Dans leur article, Digneffe et Adam tracent un portrait historique de l’évolution de l’École de criminologie de Louvain (créée en 1929), portrait dans lequel ils font ressortir que contrairement à plusieurs pays européens, et notamment à la France, la criminologie a acquis une autonomie par rapport au droit dans la mesure où elle possède sa propre unité, donne sa propre formation et produit ses diplômés. Cela veut dire qu’une discipline peut acquérir son autonomie institutionnelle — ou du moins une certaine marge d’autonomie — même en se développant à l’intérieur du cadre organisationnel d’une autre discipline. Ensuite, en partant des travaux de De Greeff, Debuyst et Kinable, les auteurs soutiennent que s’est développée à Louvain une clinique d’inspiration phénoménologique fondée sur l’interdisciplinarité. Ce courant se serait inspiré aussi bien de la psychiatrie, de la psychologie et de la psychanalyse que des apports de la sociologie de la déviance, de la réaction sociale et du contrôle social.

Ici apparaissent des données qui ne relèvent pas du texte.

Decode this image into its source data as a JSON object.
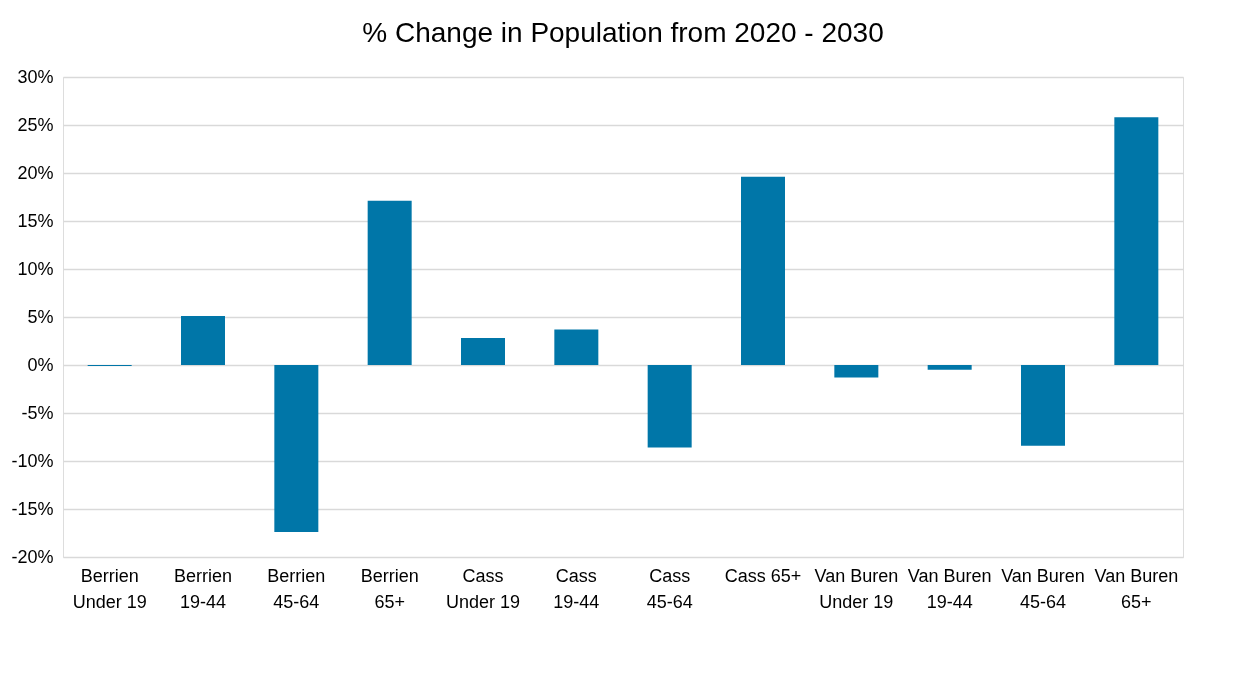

Selon Poupart, au Québec, après avoir émergé dans les années 1940 et 1950 comme un champ de spécialisation à l’intérieur des disciplines existantes comme la psychologie, la psychiatrie, la sociologie et le travail social, la criminologie se serait graduellement transformée en une discipline autonome avec la mise en place du Département de criminologie de l’Université de Montréal dans les années 1960. Pour l’auteur, l’insertion de la criminologie comme discipline autonome sur le plan institutionnel et universitaire au Québec serait liée aux transformations qui se sont produites dans le champ intellectuel et dans le champ sociopolitique au milieu du siècle dernier. D’une part, elle s’inscrirait dans le contexte de l’expansion et de la différenciation des sciences sociales et, d’autre part, dans celui des réformes de l’État et d’un mouvement de professionnalisation dans le cadre du système pénal.

Les articles présentés en hors thème dans ce numéro représentent, de leur côté, la manifestation même du caractère diversifié et autonome de la criminologie comme science interdisciplinaire aux objets multiples.

Ainsi, dans son article, Benoît Dupont réfléchit à la question de la technicisation du travail policier. En effet, si cette dernière est souvent présentée comme une garantie d’efficacité, voire d’efficience, des services de police contemporains, elle est également fortement décriée, ses détracteurs mentionnant notamment les risques de mise en place d’une « société de contrôle ». Dans ce contexte, après avoir présenté le développement de cette technicisation, Benoît Dupont, se situant à la rencontre de ces deux perspectives, procède à une analyse approfondie des enjeux et des contradictions internes de ce qu’il appelle la « colonisation du champ opérationnel policier par la technique ».

Véronique Linteau, pour sa part, analyse une forme de criminalité bien spécifique, celle de la criminalité contre les biens et son pendant, le recel. À partir d’une réflexion sur les possibles liens que la présence de prêteurs sur gage pourrait avoir avec le nombre de vols, cette auteure analyse empiriquement ces liens et les détruit patiemment un à un.

Enfin, Michèle Fournier, Marie-Marthe Cousineau et Sylvie Hamel s’interrogent sur les acteurs impliqués dans les gangs de rue et plus particulièrement sur les jeunes filles affiliées à ces gangs. À partir d’une description des formes de victimisation dont elles disent faire l’objet dans le contexte des gangs de rue, la question du mode de fonctionnement de ces gangs, ainsi que celle de l’affiliation à ces groupes sont soulevées.